- 31°15′18″N 35°33′58″E﻿ / ﻿31.255°N 35.566111°E
- Type: Tell
- Periods: PPNA / PPNB
- Cultures: Neolithic
- Region: Jordan

Site notes
- Area: 2,000 square metres (0.20 ha)
- Excavation dates: 1999, 2001, 2002
- Archaeologists: Phillip C. Edwards
- Condition: Ruins

= Zahrat adh-Dhraʻ 2 =

Neolithic archaeological site on the Lisan Peninsula, Jordan

Zahrat adh-Dhraʻ 2 or ZAD 2 is an early Neolithic archeological site 1 mi north of the village of edh-Dhra on the Lisan Peninsula, in modern-day Jordan.

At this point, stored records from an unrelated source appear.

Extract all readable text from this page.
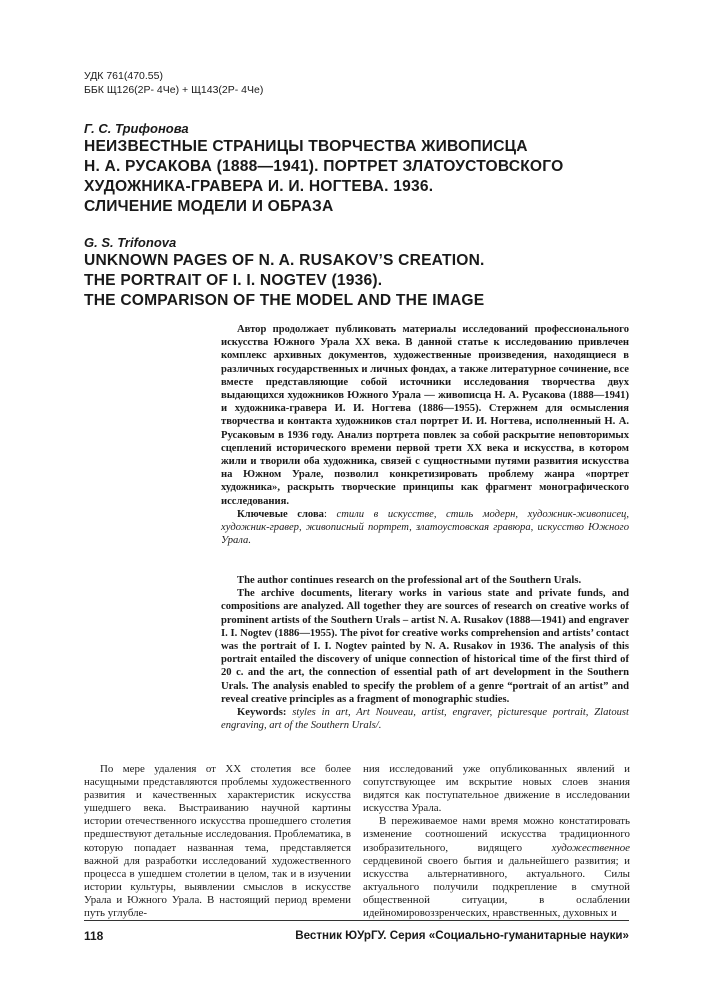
УДК 761(470.55)
ББК Щ126(2Р- 4Че) + Щ143(2Р- 4Че)
Г. С. Трифонова
НЕИЗВЕСТНЫЕ СТРАНИЦЫ ТВОРЧЕСТВА ЖИВОПИСЦА
Н. А. РУСАКОВА (1888—1941). ПОРТРЕТ ЗЛАТОУСТОВСКОГО
ХУДОЖНИКА-ГРАВЕРА И. И. НОГТЕВА. 1936.
СЛИЧЕНИЕ МОДЕЛИ И ОБРАЗА
G. S. Trifonova
UNKNOWN PAGES OF N. A. RUSAKOV’S CREATION.
THE PORTRAIT OF I. I. NOGTEV (1936).
THE COMPARISON OF THE MODEL AND THE IMAGE

Автор продолжает публиковать материалы исследований профессионального искусства Южного Урала XX века. В данной статье к исследованию привлечен комплекс архивных документов, художественные произведения, находящиеся в различных государственных и личных фондах, а также литературное сочинение, все вместе представляющие собой источники исследования творчества двух выдающихся художников Южного Урала — живописца Н. А. Русакова (1888—1941) и художника-гравера И. И. Ногтева (1886—1955). Стержнем для осмысления творчества и контакта художников стал портрет И. И. Ногтева, исполненный Н. А. Русаковым в 1936 году. Анализ портрета повлек за собой раскрытие неповторимых сцеплений исторического времени первой трети XX века и искусства, в котором жили и творили оба художника, связей с сущностными путями развития искусства на Южном Урале, позволил конкретизировать проблему жанра «портрет художника», раскрыть творческие принципы как фрагмент монографического исследования.

Ключевые слова: стили в искусстве, стиль модерн, художник-живописец, художник-гравер, живописный портрет, златоустовская гравюра, искусство Южного Урала.

The author continues research on the professional art of the Southern Urals.

The archive documents, literary works in various state and private funds, and compositions are analyzed. All together they are sources of research on creative works of prominent artists of the Southern Urals – artist N. A. Rusakov (1888—1941) and engraver I. I. Nogtev (1886—1955). The pivot for creative works comprehension and artists’ contact was the portrait of I. I. Nogtev painted by N. A. Rusakov in 1936. The analysis of this portrait entailed the discovery of unique connection of historical time of the first third of 20 c. and the art, the connection of essential path of art development in the Southern Urals. The analysis enabled to specify the problem of a genre “portrait of an artist” and reveal creative principles as a fragment of monographic studies.

Keywords: styles in art, Art Nouveau, artist, engraver, picturesque portrait, Zlatoust engraving, art of the Southern Urals/.

По мере удаления от XX столетия все более насущными представляются проблемы художественного развития и качественных характеристик искусства ушедшего века. Выстраиванию научной картины истории отечественного искусства прошедшего столетия предшествуют детальные исследования. Проблематика, в которую попадает названная тема, представляется важной для разработки исследований художественного процесса в ушедшем столетии в целом, так и в изучении истории культуры, выявлении смыслов в искусстве Урала и Южного Урала. В настоящий период времени путь углубле-

ния исследований уже опубликованных явлений и сопутствующее им вскрытие новых слоев знания видятся как поступательное движение в исследовании искусства Урала.

В переживаемое нами время можно констатировать изменение соотношений искусства традиционного изобразительного, видящего художественное сердцевиной своего бытия и дальнейшего развития; и искусства альтернативного, актуального. Силы актуального получили подкрепление в смутной общественной ситуации, в ослаблении идейномировоззренческих, нравственных, духовных и

118	Вестник ЮУрГУ. Серия «Социально-гуманитарные науки»
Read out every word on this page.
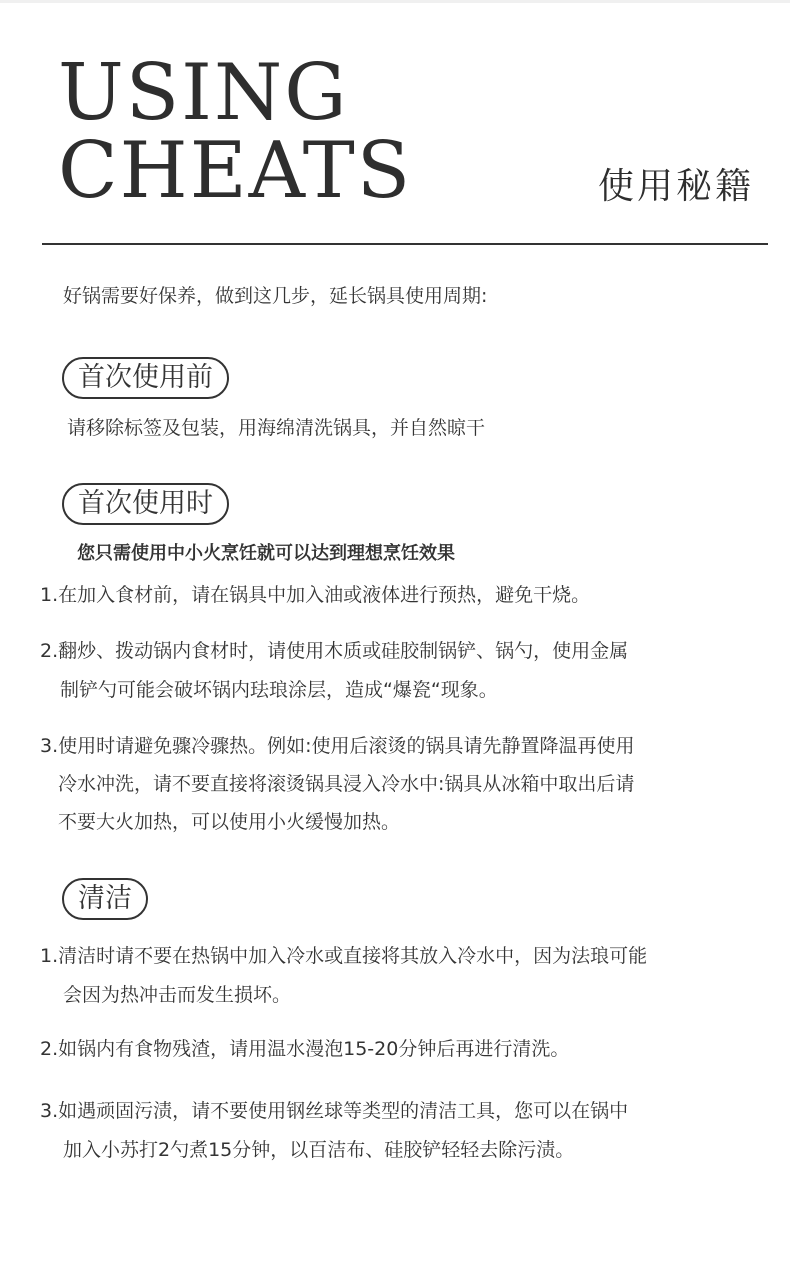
USING
CHEATS	使用秘籍
好锅需要好保养，做到这几步，延长锅具使用周期:
首次使用前
请移除标签及包装，用海绵清洗锅具，并自然晾干
首次使用时
您只需使用中小火烹饪就可以达到理想烹饪效果
1.在加入食材前，请在锅具中加入油或液体进行预热，避免干烧。
2.翻炒、拨动锅内食材时，请使用木质或硅胶制锅铲、锅勺，使用金属
制铲勺可能会破坏锅内珐琅涂层，造成“爆瓷“现象。
3.使用时请避免骤冷骤热。例如:使用后滚烫的锅具请先静置降温再使用
冷水冲洗，请不要直接将滚烫锅具浸入冷水中:锅具从冰箱中取出后请
不要大火加热，可以使用小火缓慢加热。
清洁
1.清洁时请不要在热锅中加入冷水或直接将其放入冷水中，因为法琅可能
会因为热冲击而发生损坏。
2.如锅内有食物残渣，请用温水漫泡15-20分钟后再进行清洗。
3.如遇顽固污渍，请不要使用钢丝球等类型的清洁工具，您可以在锅中
加入小苏打2勺煮15分钟，以百洁布、硅胶铲轻轻去除污渍。
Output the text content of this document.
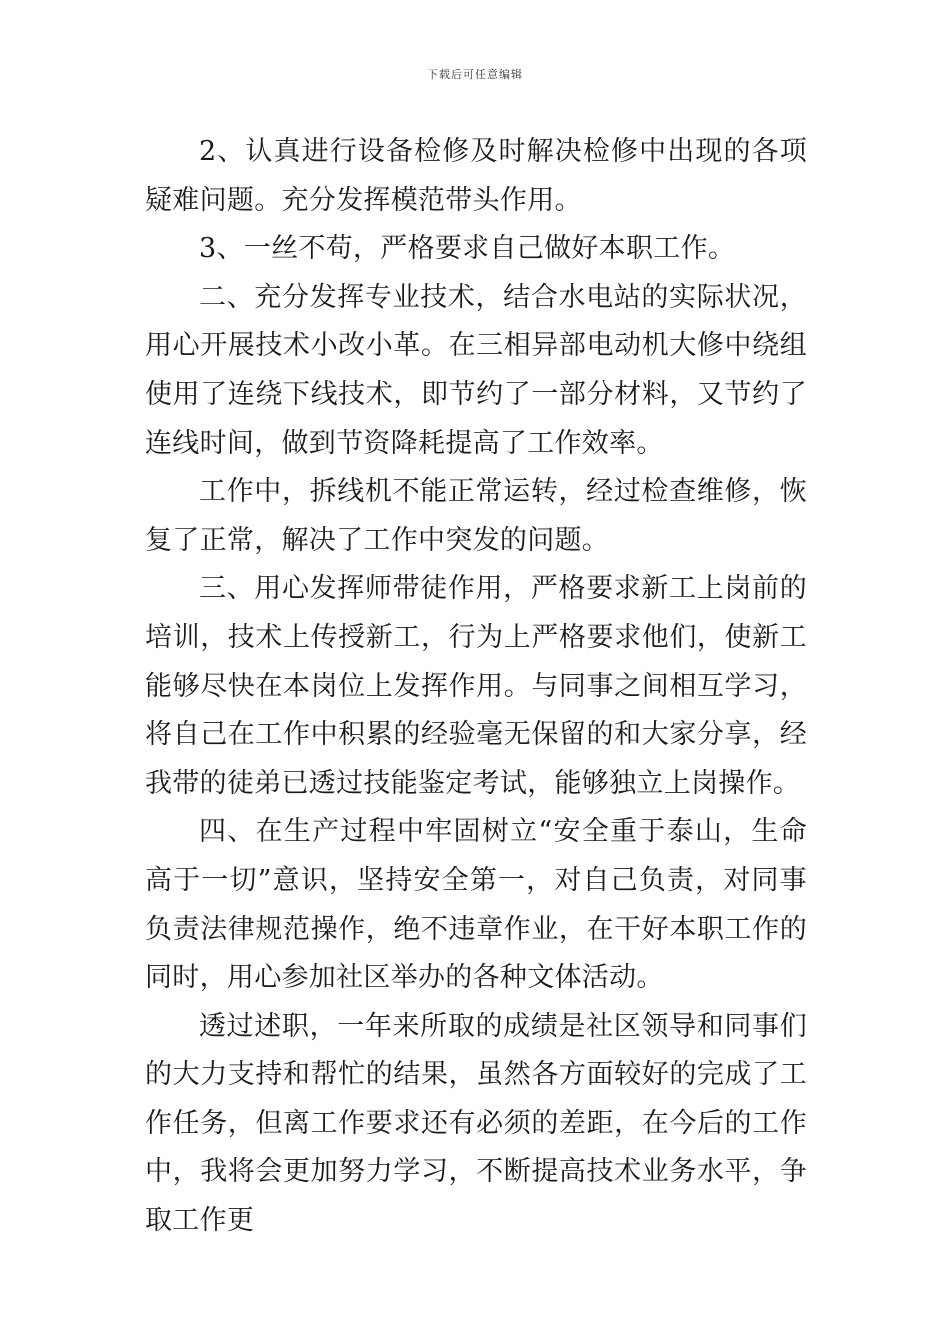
下载后可任意编辑

2、认真进行设备检修及时解决检修中出现的各项疑难问题。充分发挥模范带头作用。

3、一丝不苟，严格要求自己做好本职工作。

二、充分发挥专业技术，结合水电站的实际状况，用心开展技术小改小革。在三相异部电动机大修中绕组使用了连绕下线技术，即节约了一部分材料，又节约了连线时间，做到节资降耗提高了工作效率。

工作中，拆线机不能正常运转，经过检查维修，恢复了正常，解决了工作中突发的问题。

三、用心发挥师带徒作用，严格要求新工上岗前的培训，技术上传授新工，行为上严格要求他们，使新工能够尽快在本岗位上发挥作用。与同事之间相互学习，将自己在工作中积累的经验毫无保留的和大家分享，经我带的徒弟已透过技能鉴定考试，能够独立上岗操作。

四、在生产过程中牢固树立“安全重于泰山，生命高于一切”意识，坚持安全第一，对自己负责，对同事负责法律规范操作，绝不违章作业，在干好本职工作的同时，用心参加社区举办的各种文体活动。

透过述职，一年来所取的成绩是社区领导和同事们的大力支持和帮忙的结果，虽然各方面较好的完成了工作任务，但离工作要求还有必须的差距，在今后的工作中，我将会更加努力学习，不断提高技术业务水平，争取工作更
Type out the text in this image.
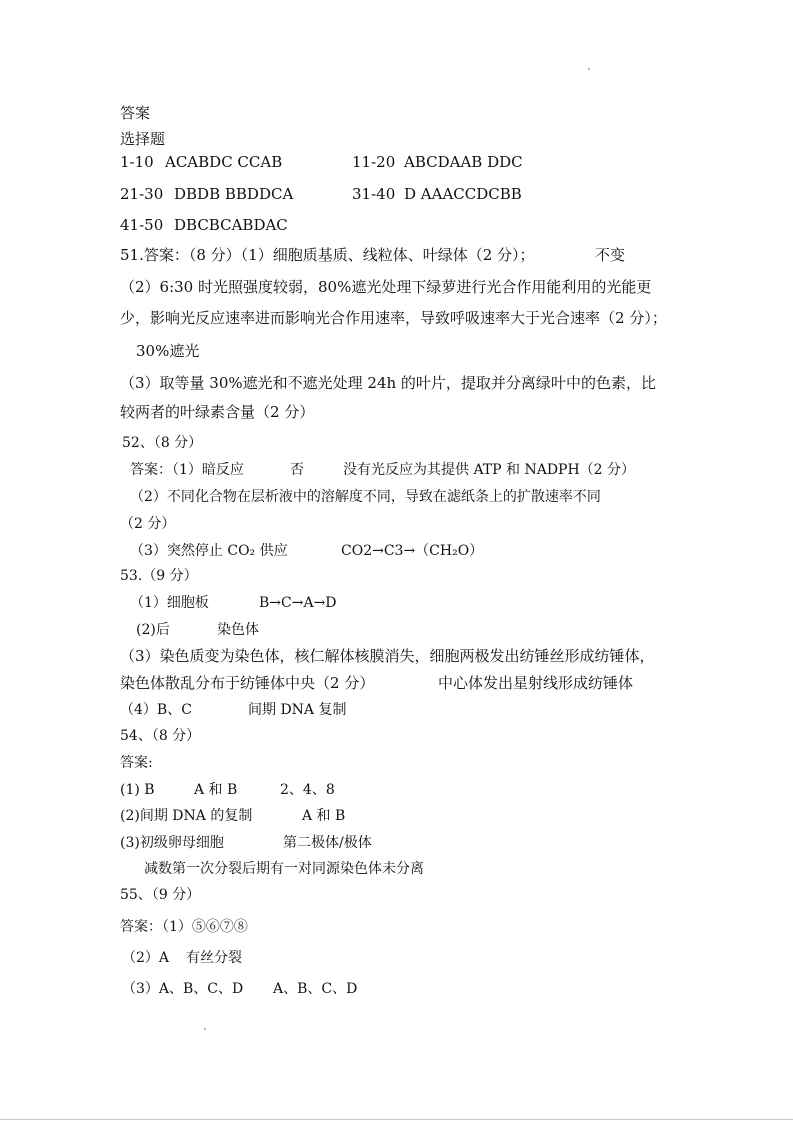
答案
选择题
1-10 ACABDC CCAB	11-20 ABCDAAB DDC
21-30 DBDB BBDDCA	31-40 D AAACCDCBB
41-50 DBCBCABDAC
51.答案：（8 分）（1）细胞质基质、线粒体、叶绿体（2 分）；	不变
（2）6:30 时光照强度较弱，80%遮光处理下绿萝进行光合作用能利用的光能更
少，影响光反应速率进而影响光合作用速率，导致呼吸速率大于光合速率（2 分）；
30%遮光
（3）取等量 30%遮光和不遮光处理 24h 的叶片，提取并分离绿叶中的色素，比
较两者的叶绿素含量（2 分）
52、（8 分）
答案：（1）暗反应	否	没有光反应为其提供 ATP 和 NADPH（2 分）
（2）不同化合物在层析液中的溶解度不同，导致在滤纸条上的扩散速率不同
（2 分）
（3）突然停止 CO₂ 供应	CO2→C3→（CH₂O）
53.（9 分）
（1）细胞板	B→C→A→D
(2)后	染色体
（3）染色质变为染色体，核仁解体核膜消失，细胞两极发出纺锤丝形成纺锤体，
染色体散乱分布于纺锤体中央（2 分）	中心体发出星射线形成纺锤体
（4）B、C	间期 DNA 复制
54、（8 分）
答案:
(1) B	A 和 B	2、4、8
(2)间期 DNA 的复制	A 和 B
(3)初级卵母细胞	第二极体/极体
减数第一次分裂后期有一对同源染色体未分离
55、（9 分）
答案：（1）⑤⑥⑦⑧
（2）A 有丝分裂
（3）A、B、C、D A、B、C、D
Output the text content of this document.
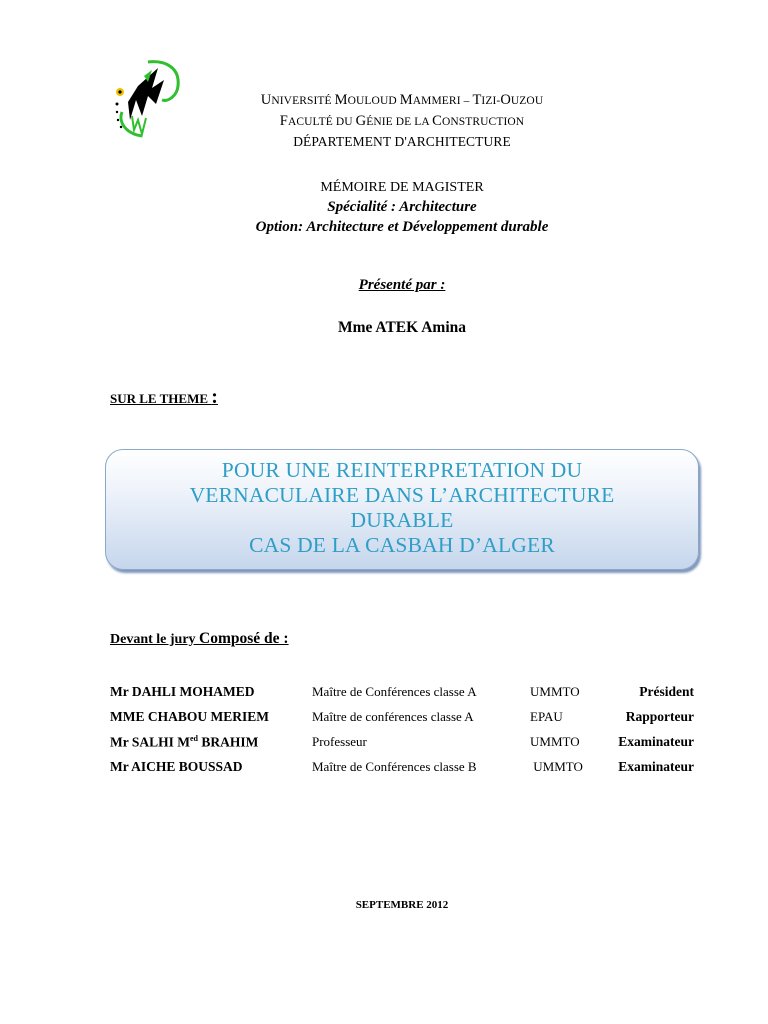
UNIVERSITÉ MOULOUD MAMMERI – TIZI-OUZOU
FACULTÉ DU GÉNIE DE LA CONSTRUCTION
DÉPARTEMENT D'ARCHITECTURE
MÉMOIRE DE MAGISTER
Spécialité : Architecture
Option: Architecture et Développement durable
Présenté par :
Mme ATEK Amina
SUR LE THEME :
POUR UNE REINTERPRETATION DU
VERNACULAIRE DANS L’ARCHITECTURE
DURABLE
CAS DE LA CASBAH D’ALGER
Devant le jury Composé de :
Mr DAHLI MOHAMED	Maître de Conférences classe A	UMMTO	Président
MME CHABOU MERIEM	Maître de conférences classe A	EPAU	Rapporteur
Mr SALHI $M^{ed}$ BRAHIM	Professeur	UMMTO	Examinateur
Mr AICHE BOUSSAD	Maître de Conférences classe B	UMMTO	Examinateur
SEPTEMBRE 2012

The site is a low, small tell mound, located in what is now an arid region that would have been far more hospitable during the settlement's occupation. It sits at an altitude of 650 ft below sea level. Excavations were carried out to a depth of 1.5 m in 1999 by Phillip C. Edwards of La Trobe University. Several rounded stone buildings were found with plaster floors although lime-firing pyrotechnology was probably not used in their preparation. Archaeobotanical studies suggested that cultivation of wild crops was likely to have occurred on site. A large number of flint tools were found including sickles, picks, axes, drills, arrowheads and scrapers made from local flint sources. A few examples of stone tools made from other materials such as quartz, obsidian and quartzite were discovered. Other discoveries included a ceramic figure, greenstone, some copper ore and two incised fragments of burnt limestone showing geometric designs suggesting early Neolithic use of art and symbols. Radiocarbon dates for the site range between 9140 and 8470 BC. This has suggested occupation during the Pre-Pottery Neolithic A and possibly during the transitional phase into the Pre-Pottery Neolithic B between 8800 and 8600 BC that was identified in 2002 by Danielle Stordeur and Frédéric Abbès.

Ghattas Jeries Sayej analyzed the lithic assemblage from the site providing comparison with other sites in the southern Levant. He found little discernible difference between the Khiamian and Sultanian assemblages and argued for an extension of the PPNA and later start of the PPNB in the Southern Levant around 9200 BP.